17 Janvier 2001 - n°152


Le nouveau conseil libramontois

En matière de politique communale, Libramont-Chevigny fait figure d’exception. Le bourgmestre Charles Bossicart est à la tête de la commune du Centre Ardenne depuis plus de quarante ans. Et le dernier scrutin n’a fait que renforcer sa majorité. Dans un conseil passé de 19 à 21 sièges, c’est de plus sa liste “ Chevi “ qui s’est octroyée les deux sièges supplémentaires.

La continuité, en matière de gestion communale, apparaît aux yeux de beaucoup, comme une solution non dénuée d’intérêts. La preuve par la commune de Libramont-Chevigny. Ils sont nombreux en province de Luxembourg, et de toutes couleurs politiques confondues, à saluer le travail effectué par Charles Bossicart. Sa connaissance des habitants, de chaque coin de sa commune, de tous les dossiers la concernant en font un bourgmestre respecté. Par contre, il ne fait guère bon se trouver dans une opposition confinée depuis si longtemps dans les maigres rangs de la minorité. Il suffit d’en parler aux membres de cette dernière... constituée d’une part par le groupe “ Avenir “, de tendance PSC et les socialistes réunis sous l’appellation de “ Vision commune “. Côté rouge, Stéphane Hartman, un proche de Daniel Ledent, siégera désormais avec José Fromont, succédant ainsi à Claudine Raze et Richard Maquet. Dans les rangs des “ oranges “, Roland Déom voit partir Mesdames Wats-Marson et Bodelet-Hamtiaux et arriver Lucile Rigaux-Gallet et Jean-Marie Francard.


Mieux vaut tard...

Alors qu’une majorité de communes a pu préciser la composition du collège dans la foulée des élections d’octobre dernier, ce ne fut pas le cas à Libramont. Les discussions ont été longues. Et les résultats n’ont pas fait que des heureux. Pourtant, il ne semble pas qu’ici, comme ce fut davantage le cas dans d’autres communes du pays, les rémunérations désormais accordées aux édiles aient influencé les choix. C’est lors du premier conseil communal de l’année, tout début janvier, qu’ont été choisis les quatre échevins appelés à seconder le maïeur dans sa mission. Si la répartition exacte des compétences ne sera avalisée que le 22 janvier, il est d’ores et déjà possible de se faire une idée des probables attributions de tout un chacun.

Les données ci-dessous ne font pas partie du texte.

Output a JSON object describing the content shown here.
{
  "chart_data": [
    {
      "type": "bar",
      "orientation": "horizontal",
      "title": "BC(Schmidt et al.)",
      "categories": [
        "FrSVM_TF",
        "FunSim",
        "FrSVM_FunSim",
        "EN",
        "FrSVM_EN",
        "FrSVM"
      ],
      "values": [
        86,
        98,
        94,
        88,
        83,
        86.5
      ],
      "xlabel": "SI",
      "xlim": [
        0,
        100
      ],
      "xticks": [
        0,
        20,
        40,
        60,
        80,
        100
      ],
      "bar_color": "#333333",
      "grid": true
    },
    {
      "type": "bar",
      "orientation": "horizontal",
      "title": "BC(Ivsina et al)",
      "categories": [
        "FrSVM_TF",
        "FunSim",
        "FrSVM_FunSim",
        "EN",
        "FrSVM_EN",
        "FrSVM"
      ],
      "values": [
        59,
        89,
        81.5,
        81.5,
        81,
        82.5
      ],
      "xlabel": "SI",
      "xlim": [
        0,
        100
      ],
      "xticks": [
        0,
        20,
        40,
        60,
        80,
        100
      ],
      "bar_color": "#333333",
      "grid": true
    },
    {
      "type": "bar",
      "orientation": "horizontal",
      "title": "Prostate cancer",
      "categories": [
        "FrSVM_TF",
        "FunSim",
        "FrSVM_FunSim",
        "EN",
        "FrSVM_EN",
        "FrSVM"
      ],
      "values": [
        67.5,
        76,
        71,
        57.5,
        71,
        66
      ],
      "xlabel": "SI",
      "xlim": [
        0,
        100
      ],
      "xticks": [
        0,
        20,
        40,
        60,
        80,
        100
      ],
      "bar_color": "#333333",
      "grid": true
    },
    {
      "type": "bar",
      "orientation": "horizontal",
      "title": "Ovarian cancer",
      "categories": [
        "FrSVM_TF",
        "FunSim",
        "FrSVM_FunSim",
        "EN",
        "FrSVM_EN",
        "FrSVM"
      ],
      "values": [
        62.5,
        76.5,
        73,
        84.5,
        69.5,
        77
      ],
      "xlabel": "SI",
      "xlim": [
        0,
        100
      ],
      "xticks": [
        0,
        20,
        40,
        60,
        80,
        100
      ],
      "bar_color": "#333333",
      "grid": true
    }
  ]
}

Trois anciens et un nouveau

Le premier échevin reste le Baron Charles de Fierlant. Au poste de deuxième échevin, figure le Docteur en médecine Pierre Arnould que certains se plaisent à considérer comme le successeur du bourgmestre au terme de ce mandat. Il devrait conserver dans ses attributions l’enseignement. Troisième sur les rangs, Pol Jérouville, persisterait dans une matière qu’il connaît bien, à savoir les travaux. Jusque là, on a pris les mêmes pour recommencer. Restait le siège du quatrième échevin. C’est à Nestor Talbot de Wideumont qu’il appartiendra désormais d’occuper cette fonction. Des bruits de couloirs laissent entendre qu’un nouvel échevinat pourrait être créé, axé sur la jeunesse. Et que l’homme du Ban de Chevigny prendrait également en charge tous les aspects liés au culte. Dans ce contexte, c’est l’ex-échevin Louis Strepenne qui fait les frais de cette opération et réintègre les rangs des conseillers de la majorité. Parmi les changements au sein de cette majorité à forte tendance libérale, retenons le départ de Carole Huberty, laquelle avait renoncé à son mandat en octobre dernier et l’entrée d’Annie Ledent-Poirier, Bernard Jacquemin et Louis Urbain.

C.P.A.S. et hôpital

Au C.P.A.S., la composition du Conseil devrait être révélée le soir du 22 janvier. La présidence en reviendra à Paul Lejeune, lui donnant ce faisant le droit de participer à tous les collèges. 
Au Centre Culturel, Christoph Mouzon continuera sur sa lancée en assumant la présidence d’un complexe récemment renforcé par les nouvelles salles de cinéma.

Restera la question, épineuse dit-on, de la présidence de l’hôpital. Nul n’ignore les problèmes financiers des cliniques en province de Luxembourg, ni les remous qui ont secoué le monde des médecins à la Clinique Notre-Dame de la Miséricorde. Mais il s’agit là, paraît-il, d’une autre paire de manches. Des manches qu’il restera ensuite à tous ces responsables politiques à relever bien haut avant de se mettre au travail. Car il y a, à Libramont-Chevigny aussi, du pain sur la planche pour que cette commune maintienne la position enviable qu’elle occupe sur le chemin du développement de nos entités.